At the same time, because of the Internet, the computers where we work are where we do lots of other things as well. They are the places where many Americans do the contemporary approximation of hanging out: writing e-mail, chatting, instant messaging, scoping out Facebook profiles, and so on. Computers are places for socializing, for relaxing, and even for imagining and fantasizing. (Yes, I’m thinking about online porn. That was the most decorous way I could think to say it.)
I have always taken seriously the old rule of thumb that, to the extent possible, you want the place where you work to be separate from the place where you sleep. (Don’t just take my word for it.) It’s that much harder to relax when your deadlines and obligations are literally looming nearby.
Now that the Internet is what it is, computers make that rule almost impossible to follow in daily life. Every computer is a place that can be a work place and a play place. That makes computers very confused places. Computers are sites of incongruity, opposition, and ambiguity.
And as interior designers intone almost every hour on HGTV, confused places – places that are cluttered or serve contradictory purposes – inevitably confuse the people who inhabit them. Places that are confused make people frenetic, puzzled, and overwhelmed. Cluttered places create more clutter, inside and out.
Especially in my students, I see how hard it is for contemporary Americans to focus on working or writing for long blocks of time. The temptation to make a couple of clicks and check e-mail, or do some instant messaging, or shop for shoes, is constantly weighing on them. My own students are young people – I love my students! hi, students! – who on the whole do not lack for self-control. In the extensive sorting and testing and judging process that now comprises American education, they have excelled. They have excelled in this system thanks to some luck, of course, but also thanks to the habit of making good choices and exercising some degree of self-restraint.

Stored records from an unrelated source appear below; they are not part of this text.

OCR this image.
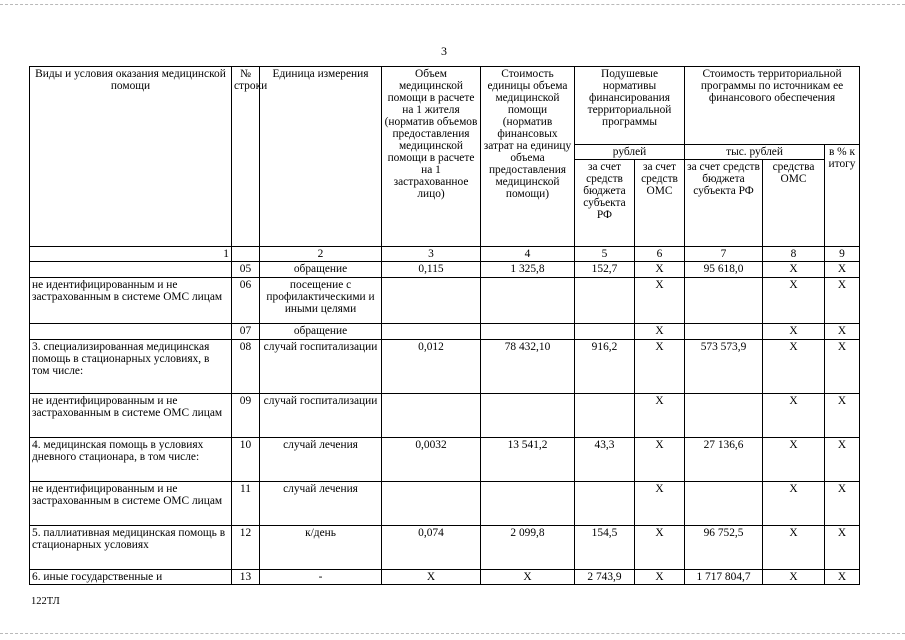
3
Виды и условия оказания медицинской помощи	№ строки	Единица измерения	Объем медицинской помощи в расчете на 1 жителя (норматив объемов предоставления медицинской помощи в расчете на 1 застрахованное лицо)	Стоимость единицы объема медицинской помощи (норматив финансовых затрат на единицу объема предоставления медицинской помощи)	Подушевые нормативы финансирования территориальной программы		Стоимость территориальной программы по источникам ее финансового обеспечения		
					рублей		тыс. рублей		в % к итогу
					за счет средств бюджета субъекта РФ	за счет средств ОМС	за счет средств бюджета субъекта РФ	средства ОМС	
1		2	3	4	5	6	7	8	9
	05	обращение	0,115	1 325,8	152,7	X	95 618,0	X	X
не идентифицированным и не застрахованным в системе ОМС лицам	06	посещение с профилактическими и иными целями				X		X	X
	07	обращение				X		X	X
3. специализированная медицинская помощь в стационарных условиях, в том числе:	08	случай госпитализации	0,012	78 432,10	916,2	X	573 573,9	X	X
не идентифицированным и не застрахованным в системе ОМС лицам	09	случай госпитализации				X		X	X
4. медицинская помощь в условиях дневного стационара, в том числе:	10	случай лечения	0,0032	13 541,2	43,3	X	27 136,6	X	X
не идентифицированным и не застрахованным в системе ОМС лицам	11	случай лечения				X		X	X
5. паллиативная медицинская помощь в стационарных условиях	12	к/день	0,074	2 099,8	154,5	X	96 752,5	X	X
6. иные государственные и	13	-	X	X	2 743,9	X	1 717 804,7	X	X
122ТЛ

But they – and we – simply inhabit a world which makes self-control a constant challenge. Every second, at a computer, you can choose do to something else. And every second, you can actualize that choice. You have to be choosing every moment.
One of the things that a good place can do is signal to us, somewhere in our minds, that there is a particular purpose at hand (and that it is appropriate to temporarily put other concerns aside). A church, as a place, signals that it is time for prayer and reflection — and not a time for buying a new shower curtain. A restaurant signals that it is time to eat — and not a time to find out what your ex-boyfriend looks like these days. Good places, in other words, can help focus us on a task and give us a sense of order in the moment.
But when you look at a computer, you are inhabiting a place which does not give you any kind of calming or orienting signal. You are inhabiting a place where anything is possible. You might even call it “utopic” in Thomas More’s wry sense: a seemingly good or perfect place which is really no place at all. Computers displace us. They displace us physically – they enable us to talk to anyone, anywhere, and so forth – but they also displace us emotionally and intellectually. They confuse and distract us.
So I’m glad that Freedom exists, even if I’m not glad that it has to exist. In a circumstance that conspires to disorient us at every moment, Freedom is a kind of compass, enabling us to help ourselves get to the places where we want to go. After all, when you try to go all directions at once, you end up not going anywhere at all.